What's good for your Heart and your Teeth?

In the month of February, many of us think of Valentine's Day, a day that started as a feast day for St. Valentine, the patron saint of love and affection. It changed when Chaucer decided to make it more poetic and romantic and encouraged it to be a day of expressing one's love.

We think of the heart, of course as the romantic center of our existence, but we also know that it is what keeps us as humans healthy and alive. So, we know that it's important to maintain good health through exercise, eating healthy and getting an appropriate amount of rest. But, did you know that many of the foods that are recommended for a healthy heart are also recommended for healthy teeth? It's like getting a 2 for 1 deal, more bang for your buck, just plain smart!

Although this romantic, candy filled, Hallmark card exchange holiday is what we typically think of in the month of February, this month also boasts National Children's Dental Health Month. A month to bring awareness, educate and promote healthy oral habits that will last a lifetime. It's even more exciting to know that through eating certain foods, you are not only promoting good oral health, but you are also helping their hearts.

The American Dental Association has sponsored this program every February for the last 63 years. The goal is to prevent tooth decay, the most common chronic disease in children. By practicing good oral hygiene like brushing with a fluoride toothpaste (when age appropriate) after meals or at least two times a day and flossing if the teeth are touching, are two common ways to maintain a healthy mouth. It is also important to visit the dentist twice a year to get a full evaluation by Dr. Culp, a professional cleaning, a fluoride treatment and decay detecting x-rays as needed.

In addition, following a diet that includes certain foods adds to the prevention of tooth decay but also promotes a healthy heart. These foods include nuts, fresh fruit, vegetables, low fat or fat free milk and yogurt. These foods are naturally low in cavity producing effects when eaten in a balanced diet, and in addition, contain various properties to benefit our heart as well. Foods like these are great substitutes for crackers, gummies, chips and pretzels, which are seemingly innocent, but have a high percentage of starches. Starches are nothing more than two sugars held with a bond that is broken by an enzyme in your saliva. In just a few minutes after eating pretzels for example, the starches are broken down into their base sugars and acid production follows shortly after. This is the basis by which we can get cavities. Starches such as these are also bad for your heart but they have no nutritional value. That is why it’s better to eat a pear instead of a lollipop or nuts instead of crackers.

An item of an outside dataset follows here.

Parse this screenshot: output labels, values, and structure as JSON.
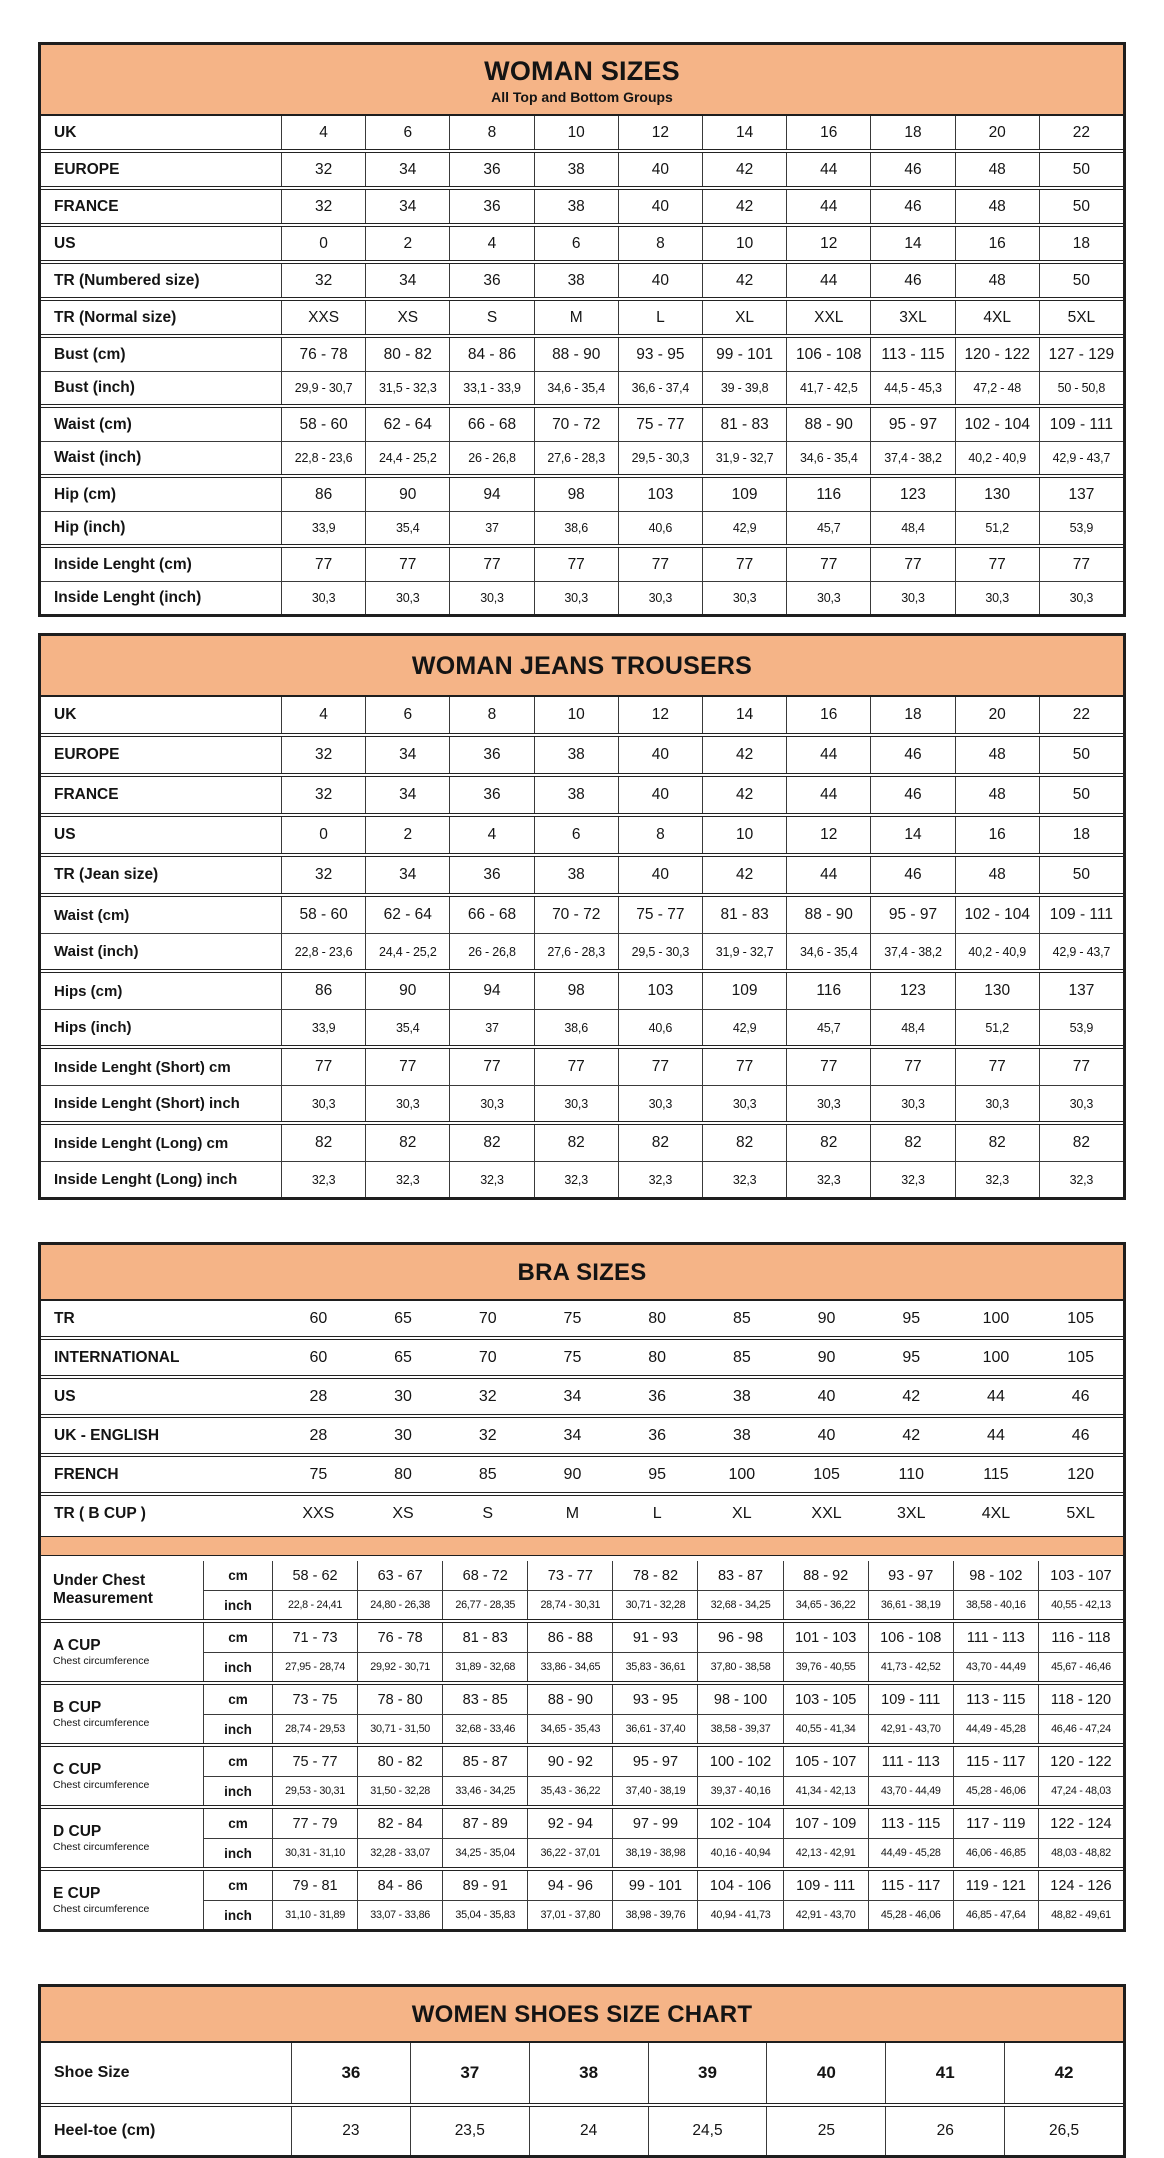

In celebrating the month of February, recognizing teeth and hearts, let’s begin by giving our kids’ snacks like celery, pears and low-fat or fat free milk instead of some of the other foods that can contribute to cavities. If you’d like to give them some candy for Valentine’s Day, have them eat it right after a meal, when saliva production is up, and encourage them to wash it down with some water or better yet, brush right after! You can put them to bed with their written Valentine’s cards and know that you have helped their teeth and heart stay healthy. What a great way to begin a healthy change that can last them a lifetime!